Architect Craig Buckley told the commission he had been going through the drawings of the building to make sure it included all the features that would be needed. As an example, he said the sally port — secure entrance and driveway — had been moved because of parking considerations.
Buckley said he had realized the new design did not allow space for vans carrying prisoner to court to turn around, and needed to be modified.
Buckley told the commissioners his architectural firm builds about $200 million in construction annually and that about of 40 percent of customers now use construction management firms. These are companies, frequently general contractors, that have the expertise to oversee large construction projects for governments and private customers.
Buckley said someone from his firm would still be present during the construction “every day, or almost every day.”
Plans for the new justice center include a 25,000 square foot building fronting on Main Street and a 50,000 square foot parking lot in the rear. The Justice Center will house the district attorney, sheriff’s office, public defender, superior, state and local judges. The complex will be built on 2.61 acres over 11 parcels of land, which were owned by nine different people. It is bounded by Main, Martin Luther King and bagley. Earlier cost estimates were as high as $20 million. Brown has said more current figures are between $17 and $18 million.
In other business Tuesday, Barney Maley, owner of the Sunbury Crab Co. restaurant, asked commissioners to consider Sunday alcohol sales in unincorporated areas.
Maley told the commissioners that allowing the drink sales would bring the county in line with current laws in Hinesville and Flemington and “help stem the flow of tourist dollars to other counties.”
Commission Chairman John McIver thanked Maley and said, “Let us study this.”
County Attorney Kelly Davis advised the commissioners that Sunday alcohol sales would have to be approved by voters. He said the commission should act three or four months before when they wanted to schedule the referendum.

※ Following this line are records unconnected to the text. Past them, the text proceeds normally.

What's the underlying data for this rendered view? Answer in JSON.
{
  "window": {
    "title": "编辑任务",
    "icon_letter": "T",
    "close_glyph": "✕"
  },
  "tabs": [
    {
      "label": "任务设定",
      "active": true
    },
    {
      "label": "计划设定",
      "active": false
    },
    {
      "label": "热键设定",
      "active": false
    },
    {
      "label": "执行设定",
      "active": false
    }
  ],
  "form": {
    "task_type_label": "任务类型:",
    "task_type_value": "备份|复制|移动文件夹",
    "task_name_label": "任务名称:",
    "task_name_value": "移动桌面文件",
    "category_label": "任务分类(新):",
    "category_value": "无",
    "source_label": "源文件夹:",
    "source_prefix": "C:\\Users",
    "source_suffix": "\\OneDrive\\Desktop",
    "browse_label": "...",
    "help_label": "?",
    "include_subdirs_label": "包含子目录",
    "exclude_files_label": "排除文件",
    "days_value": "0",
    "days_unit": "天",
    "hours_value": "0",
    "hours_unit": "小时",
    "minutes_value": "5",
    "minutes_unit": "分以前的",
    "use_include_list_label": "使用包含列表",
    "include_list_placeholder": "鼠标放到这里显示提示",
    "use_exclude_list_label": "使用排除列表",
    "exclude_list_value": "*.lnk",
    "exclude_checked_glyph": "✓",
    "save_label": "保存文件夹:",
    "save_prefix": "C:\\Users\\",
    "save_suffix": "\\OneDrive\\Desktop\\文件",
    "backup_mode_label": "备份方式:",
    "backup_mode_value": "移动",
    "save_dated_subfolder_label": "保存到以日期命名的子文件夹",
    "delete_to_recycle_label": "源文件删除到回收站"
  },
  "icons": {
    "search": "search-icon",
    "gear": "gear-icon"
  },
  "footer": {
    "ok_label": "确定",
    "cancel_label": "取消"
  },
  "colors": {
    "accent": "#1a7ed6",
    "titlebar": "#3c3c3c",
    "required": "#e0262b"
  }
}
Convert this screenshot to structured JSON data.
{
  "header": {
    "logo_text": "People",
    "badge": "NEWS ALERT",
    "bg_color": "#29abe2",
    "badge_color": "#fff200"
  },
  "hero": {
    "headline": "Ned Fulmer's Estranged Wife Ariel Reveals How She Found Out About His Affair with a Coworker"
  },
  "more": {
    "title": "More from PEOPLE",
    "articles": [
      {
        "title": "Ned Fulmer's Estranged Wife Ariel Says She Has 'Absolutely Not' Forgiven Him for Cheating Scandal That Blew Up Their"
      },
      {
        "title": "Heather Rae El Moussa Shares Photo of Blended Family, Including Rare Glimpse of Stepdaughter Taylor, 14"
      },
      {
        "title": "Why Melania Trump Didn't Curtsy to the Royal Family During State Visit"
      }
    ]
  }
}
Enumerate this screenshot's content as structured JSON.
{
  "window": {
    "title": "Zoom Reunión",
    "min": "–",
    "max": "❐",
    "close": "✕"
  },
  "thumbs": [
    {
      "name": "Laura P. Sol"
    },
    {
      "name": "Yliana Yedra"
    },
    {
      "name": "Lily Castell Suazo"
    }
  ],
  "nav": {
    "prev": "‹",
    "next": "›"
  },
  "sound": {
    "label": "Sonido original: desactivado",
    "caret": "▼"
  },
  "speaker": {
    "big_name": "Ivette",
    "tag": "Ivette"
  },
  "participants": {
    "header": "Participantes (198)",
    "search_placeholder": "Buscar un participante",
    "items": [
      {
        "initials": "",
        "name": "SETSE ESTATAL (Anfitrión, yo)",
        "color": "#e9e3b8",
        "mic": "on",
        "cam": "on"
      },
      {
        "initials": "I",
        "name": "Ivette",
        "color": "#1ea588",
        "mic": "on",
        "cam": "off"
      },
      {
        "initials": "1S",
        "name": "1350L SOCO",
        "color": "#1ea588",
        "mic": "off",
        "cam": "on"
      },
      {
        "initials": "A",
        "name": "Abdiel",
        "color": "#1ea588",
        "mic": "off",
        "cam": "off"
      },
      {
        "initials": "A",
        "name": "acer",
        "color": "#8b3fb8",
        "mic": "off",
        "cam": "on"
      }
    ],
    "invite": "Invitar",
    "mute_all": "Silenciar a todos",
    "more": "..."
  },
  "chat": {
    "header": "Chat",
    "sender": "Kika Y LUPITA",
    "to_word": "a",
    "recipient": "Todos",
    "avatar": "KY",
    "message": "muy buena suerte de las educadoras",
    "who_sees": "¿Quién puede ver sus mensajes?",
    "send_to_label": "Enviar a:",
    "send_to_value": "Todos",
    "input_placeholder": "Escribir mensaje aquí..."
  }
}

The state law allowing local governments to authorize Sunday alcohol sales restricts them to restaurants earning more than 50 percent of their income from food and hotels earning more than 50 percent of their income from room rental.
The commissioners also approved two budget amendments connected with the court system, one dealing with State Court and one for the juvenile prosecuting attorney.
State Court Judge Leon Braun is becoming a fulltime judge due to the caseload. The commissioners added $32,992 to the State Court budget to cover the cost of making it a fulltime operation. Another adjustment will be needed for the judge’s salary when an official starting date is set to start fulltime operation.
The Atlantic Circuit District Attorney’s Office is hiring an in-house attorney to prosecute juvenile cases instead of contracting for that service. The commissioners moved $32,876 from the professional services line item to be used for personnel costs of the new position.